- PC box art
- Developer: System 3
- Publishers: Acclaim Entertainment System 3 (re-released & HD)
- Designer: Phil Thornton (English version)
- Platforms: MS-DOS; Microsoft Windows; Mac OS; PlayStation; PlayStation 4; Xbox One; Nintendo Switch;
- Release: 1997 MS-DOS NA: October 3, 1997; EU: 1997; PlayStation, Mac OS EU: 1998; Microsoft Windows NA: 1998; EU: 1998; WW: May 26, 2017 (HD); PlayStation 4, Xbox One WW: May 26, 2017 (HD); Nintendo Switch WW: February 28, 2019 (Plus); ;
- Genres: Real-time strategy, Construction and management simulation
- Modes: Single-player, multiplayer

= Constructor (video game) =

1997 video game

Constructor is a 1997 video game released originally for MS-DOS computers and later ported to the PlayStation and macOS It was developed by System 3 and published by Acclaim Entertainment.

In the game, packed with humorous undertones, the player controls a construction company in a map split between several estates, and must deal with other teams to win the game.

On July 31, 2015, System 3 announced that Constructor was getting an HD re-release on consoles and PC in 2016, but it was delayed to May 26, 2017.

== Gameplay ==
The player controls a construction company, and aim to drive the other players out of business. Using teams of workers and foremen, the player must build facilities to manufacture building materials (a sawmill, concrete works, etc.), in order to build houses (ranging from simple wooden cabins to large mansions) in which to house tenants who pay rent and thus fund the company, as well as producing new workers, tenants and other characters.
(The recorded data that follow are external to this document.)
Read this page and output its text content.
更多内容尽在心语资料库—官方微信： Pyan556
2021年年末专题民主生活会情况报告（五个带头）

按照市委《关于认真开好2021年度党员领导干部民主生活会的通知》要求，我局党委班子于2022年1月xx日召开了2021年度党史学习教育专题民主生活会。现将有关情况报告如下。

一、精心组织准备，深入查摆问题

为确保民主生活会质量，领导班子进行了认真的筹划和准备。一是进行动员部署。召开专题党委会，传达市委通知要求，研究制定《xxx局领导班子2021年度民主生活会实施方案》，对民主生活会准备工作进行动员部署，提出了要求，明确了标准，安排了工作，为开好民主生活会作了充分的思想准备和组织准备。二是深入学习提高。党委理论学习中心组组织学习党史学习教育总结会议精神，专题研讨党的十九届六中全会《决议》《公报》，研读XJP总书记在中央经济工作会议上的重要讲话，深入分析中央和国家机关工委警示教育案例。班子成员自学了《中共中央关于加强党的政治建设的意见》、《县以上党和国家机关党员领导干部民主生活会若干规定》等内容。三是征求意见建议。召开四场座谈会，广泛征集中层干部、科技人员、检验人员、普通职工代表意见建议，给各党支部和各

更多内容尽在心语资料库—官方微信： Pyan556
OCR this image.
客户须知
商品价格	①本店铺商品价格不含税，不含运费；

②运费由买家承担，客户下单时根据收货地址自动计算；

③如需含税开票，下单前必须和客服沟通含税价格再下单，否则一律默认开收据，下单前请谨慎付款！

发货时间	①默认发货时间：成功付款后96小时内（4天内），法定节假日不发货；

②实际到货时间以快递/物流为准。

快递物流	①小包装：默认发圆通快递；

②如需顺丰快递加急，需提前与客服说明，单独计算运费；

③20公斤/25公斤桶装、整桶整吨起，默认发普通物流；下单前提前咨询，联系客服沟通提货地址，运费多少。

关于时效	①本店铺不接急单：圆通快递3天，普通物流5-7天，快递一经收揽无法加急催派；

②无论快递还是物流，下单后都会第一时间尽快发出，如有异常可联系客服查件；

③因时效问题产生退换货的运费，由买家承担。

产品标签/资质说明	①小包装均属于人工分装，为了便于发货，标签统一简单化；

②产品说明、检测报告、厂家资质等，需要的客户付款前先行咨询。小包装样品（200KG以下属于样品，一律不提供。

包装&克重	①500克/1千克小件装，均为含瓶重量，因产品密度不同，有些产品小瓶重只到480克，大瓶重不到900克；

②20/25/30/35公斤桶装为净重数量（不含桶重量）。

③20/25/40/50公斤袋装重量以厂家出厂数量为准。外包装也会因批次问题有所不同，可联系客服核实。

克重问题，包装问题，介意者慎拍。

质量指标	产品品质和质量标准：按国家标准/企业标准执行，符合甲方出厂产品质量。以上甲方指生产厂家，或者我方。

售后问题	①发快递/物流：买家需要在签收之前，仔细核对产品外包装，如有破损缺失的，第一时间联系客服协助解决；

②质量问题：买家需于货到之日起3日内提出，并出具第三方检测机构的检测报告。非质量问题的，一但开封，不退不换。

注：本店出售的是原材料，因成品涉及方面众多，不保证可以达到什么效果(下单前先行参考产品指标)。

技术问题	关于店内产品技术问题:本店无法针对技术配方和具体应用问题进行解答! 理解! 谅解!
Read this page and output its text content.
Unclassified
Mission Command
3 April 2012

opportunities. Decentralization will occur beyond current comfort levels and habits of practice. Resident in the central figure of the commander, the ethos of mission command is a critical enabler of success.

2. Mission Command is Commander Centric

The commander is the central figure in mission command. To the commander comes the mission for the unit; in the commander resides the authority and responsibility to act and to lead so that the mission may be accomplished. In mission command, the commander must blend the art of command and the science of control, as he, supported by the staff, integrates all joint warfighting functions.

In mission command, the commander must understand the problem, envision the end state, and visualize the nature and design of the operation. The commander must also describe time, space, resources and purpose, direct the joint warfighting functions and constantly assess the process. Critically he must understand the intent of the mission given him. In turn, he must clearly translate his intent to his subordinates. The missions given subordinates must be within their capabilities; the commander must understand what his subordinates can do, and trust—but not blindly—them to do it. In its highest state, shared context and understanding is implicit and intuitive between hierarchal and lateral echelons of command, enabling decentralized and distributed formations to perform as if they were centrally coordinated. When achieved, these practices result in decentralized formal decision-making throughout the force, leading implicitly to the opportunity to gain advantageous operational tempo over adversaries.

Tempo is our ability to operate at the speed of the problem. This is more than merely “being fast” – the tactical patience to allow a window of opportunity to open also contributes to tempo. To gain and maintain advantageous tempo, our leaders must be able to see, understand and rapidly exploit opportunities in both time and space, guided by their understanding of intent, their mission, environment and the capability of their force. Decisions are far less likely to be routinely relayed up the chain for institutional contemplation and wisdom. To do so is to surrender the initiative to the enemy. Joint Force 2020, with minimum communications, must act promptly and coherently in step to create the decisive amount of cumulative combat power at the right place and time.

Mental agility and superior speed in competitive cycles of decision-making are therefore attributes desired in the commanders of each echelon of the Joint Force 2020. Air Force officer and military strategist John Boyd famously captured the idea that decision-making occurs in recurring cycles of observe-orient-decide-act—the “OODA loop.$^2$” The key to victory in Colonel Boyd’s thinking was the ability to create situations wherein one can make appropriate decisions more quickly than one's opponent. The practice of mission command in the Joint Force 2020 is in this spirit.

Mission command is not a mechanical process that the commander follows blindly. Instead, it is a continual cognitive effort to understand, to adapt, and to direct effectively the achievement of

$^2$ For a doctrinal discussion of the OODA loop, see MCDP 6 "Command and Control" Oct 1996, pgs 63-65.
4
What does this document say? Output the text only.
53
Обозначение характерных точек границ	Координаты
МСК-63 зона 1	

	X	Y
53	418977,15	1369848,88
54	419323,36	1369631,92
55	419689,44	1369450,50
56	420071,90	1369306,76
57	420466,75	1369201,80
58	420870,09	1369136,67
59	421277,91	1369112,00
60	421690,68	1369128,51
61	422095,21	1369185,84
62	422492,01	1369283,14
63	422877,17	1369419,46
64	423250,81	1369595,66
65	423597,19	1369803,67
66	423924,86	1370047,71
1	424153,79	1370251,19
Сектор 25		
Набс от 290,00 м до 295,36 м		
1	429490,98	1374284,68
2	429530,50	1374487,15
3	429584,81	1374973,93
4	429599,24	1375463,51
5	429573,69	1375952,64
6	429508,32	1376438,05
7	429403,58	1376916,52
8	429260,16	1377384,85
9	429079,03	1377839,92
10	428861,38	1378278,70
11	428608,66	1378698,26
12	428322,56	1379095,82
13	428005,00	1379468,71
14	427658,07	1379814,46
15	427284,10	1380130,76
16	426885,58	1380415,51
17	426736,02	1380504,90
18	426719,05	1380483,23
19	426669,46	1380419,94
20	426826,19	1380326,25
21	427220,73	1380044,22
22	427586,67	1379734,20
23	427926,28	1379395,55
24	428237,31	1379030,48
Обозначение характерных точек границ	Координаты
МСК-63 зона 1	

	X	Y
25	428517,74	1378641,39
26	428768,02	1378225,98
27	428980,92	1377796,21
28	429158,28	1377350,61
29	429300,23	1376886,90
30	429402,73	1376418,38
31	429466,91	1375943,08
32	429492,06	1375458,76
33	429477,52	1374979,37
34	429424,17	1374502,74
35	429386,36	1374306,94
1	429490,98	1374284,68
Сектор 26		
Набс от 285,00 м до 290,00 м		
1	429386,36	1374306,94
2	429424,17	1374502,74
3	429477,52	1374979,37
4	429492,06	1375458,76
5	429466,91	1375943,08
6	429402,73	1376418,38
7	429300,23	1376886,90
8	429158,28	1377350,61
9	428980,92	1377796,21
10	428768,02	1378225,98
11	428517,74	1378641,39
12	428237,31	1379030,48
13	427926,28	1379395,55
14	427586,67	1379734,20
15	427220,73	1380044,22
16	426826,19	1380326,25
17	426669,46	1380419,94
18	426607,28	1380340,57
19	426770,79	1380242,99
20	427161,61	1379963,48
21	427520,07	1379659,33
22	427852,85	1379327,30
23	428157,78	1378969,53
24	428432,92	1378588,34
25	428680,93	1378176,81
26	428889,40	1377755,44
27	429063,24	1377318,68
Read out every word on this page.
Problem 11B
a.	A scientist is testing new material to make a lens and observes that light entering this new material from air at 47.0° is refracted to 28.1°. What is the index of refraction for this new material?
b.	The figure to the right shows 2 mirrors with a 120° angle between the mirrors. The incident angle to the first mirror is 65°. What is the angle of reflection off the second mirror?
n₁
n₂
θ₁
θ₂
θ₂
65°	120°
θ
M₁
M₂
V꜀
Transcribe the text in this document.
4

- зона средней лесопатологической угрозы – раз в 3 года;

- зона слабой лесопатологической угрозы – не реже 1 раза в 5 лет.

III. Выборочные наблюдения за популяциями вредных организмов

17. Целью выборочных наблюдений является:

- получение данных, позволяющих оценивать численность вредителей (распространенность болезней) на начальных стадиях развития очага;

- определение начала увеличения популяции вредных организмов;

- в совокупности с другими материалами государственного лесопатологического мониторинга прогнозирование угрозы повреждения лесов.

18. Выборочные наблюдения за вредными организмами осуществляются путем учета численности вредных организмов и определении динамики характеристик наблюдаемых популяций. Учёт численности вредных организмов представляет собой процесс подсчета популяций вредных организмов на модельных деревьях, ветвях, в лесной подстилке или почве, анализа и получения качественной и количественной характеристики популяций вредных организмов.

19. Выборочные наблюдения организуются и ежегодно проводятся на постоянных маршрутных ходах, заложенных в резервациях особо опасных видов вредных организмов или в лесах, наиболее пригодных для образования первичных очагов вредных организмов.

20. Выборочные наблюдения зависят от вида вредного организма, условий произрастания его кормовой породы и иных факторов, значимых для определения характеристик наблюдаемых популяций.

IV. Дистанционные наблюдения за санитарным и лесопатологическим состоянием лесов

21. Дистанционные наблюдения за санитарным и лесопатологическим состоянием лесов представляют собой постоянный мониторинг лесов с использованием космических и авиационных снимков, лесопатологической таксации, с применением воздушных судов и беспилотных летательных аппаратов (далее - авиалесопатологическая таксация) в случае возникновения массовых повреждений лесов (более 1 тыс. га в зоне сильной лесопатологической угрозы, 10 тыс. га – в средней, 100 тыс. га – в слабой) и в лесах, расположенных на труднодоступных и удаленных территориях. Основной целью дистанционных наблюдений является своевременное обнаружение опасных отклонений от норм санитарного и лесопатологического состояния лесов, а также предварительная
Along the way, the player can build homes for undesirables such as gangsters and hippies, who work to undermine the enemy.

== Development ==
Constructor's development was first revealed in a January 1991 issue of The One, where the player's role was described as "You play an architect on a planet subject to freak weather conditions. Like Jupiter it has a huge red spot which revolves every hundred years flattening everything in its path. While not being good news for most of the inhabitants of the planet it is very good news for you and your fellow architects ... From your sophisticated office console you control the planning and building of building of new properties and then attract the right sort of tenants to them." More information regarding Constructor was to be announced in the first quarter of 1992, but its development was delayed.

Fergus McGovern of Probe Entertainment said in 1997, "[Constructor] was a project that we'd been after for a long time, but it was originally with Warner. When they were going through some problems, we jumped in and snapped it up. We've been working on it ever since."

== Releases ==
The game was originally released for MS-DOS computers in 1997.

=== Ports ===
The game was later ported to the PlayStation, Mac OS and Windows-native DirectX 3.

On January 14, 2010, System 3 Software re-released Constructor for Sony PSP and PS3 systems in Europe via the PlayStation Network.

A remake of the original was heading to tablets and other platforms in 2013. On March 29, 2013, it was announced that Constructor would make a return and also debut on tablets.

A HD version of Constructor was announced by System 3 on July 31, 2015. It was originally planned to be released on January 29, 2016, but was delayed six times. It was first delayed until April 29, 2016, then postponed to late summer 2016, January 31, 2017, February 28, 2017, April 28, 2017 with a new projected date of May 26, 2017, on PC, PS4 and Xbox One, with a Nintendo Switch version to be released later in the year. The delays with the release were attributed to new features being added to enrich the gameplay, as the game's development progressed.

The Nintendo Switch version, Constructor Plus, was eventually released in 2019.

== Reception ==

Review score
| Publication | Score |
|---|---|
| PC PowerPlay | 84% |

== Sequel ==
Constructor II was announced in April 1998; it would have players visiting the wasteland of an alien planet. The sequel maintained the style of humor present in the original, bringing back a cast of characters from the first game. New characters based on the alien theme were also added, including the Alien Egg which impregnates victims, later causing their guts to explode. Constructor Space was previewed years after the game was announced but was never completed. It was mentioned on June 29, 2016, as a possible sequel to Constructor if the HD re-release was successful.

The sequel Constructor Plus was released on May 27, 2019, and features planets as playable maps alongside missions.

Mob Rule (known as Constructor: Street Wars or Street Wars: Constructor Underworld in some regions) was released in 1999, but failed to achieve the same success of the first game.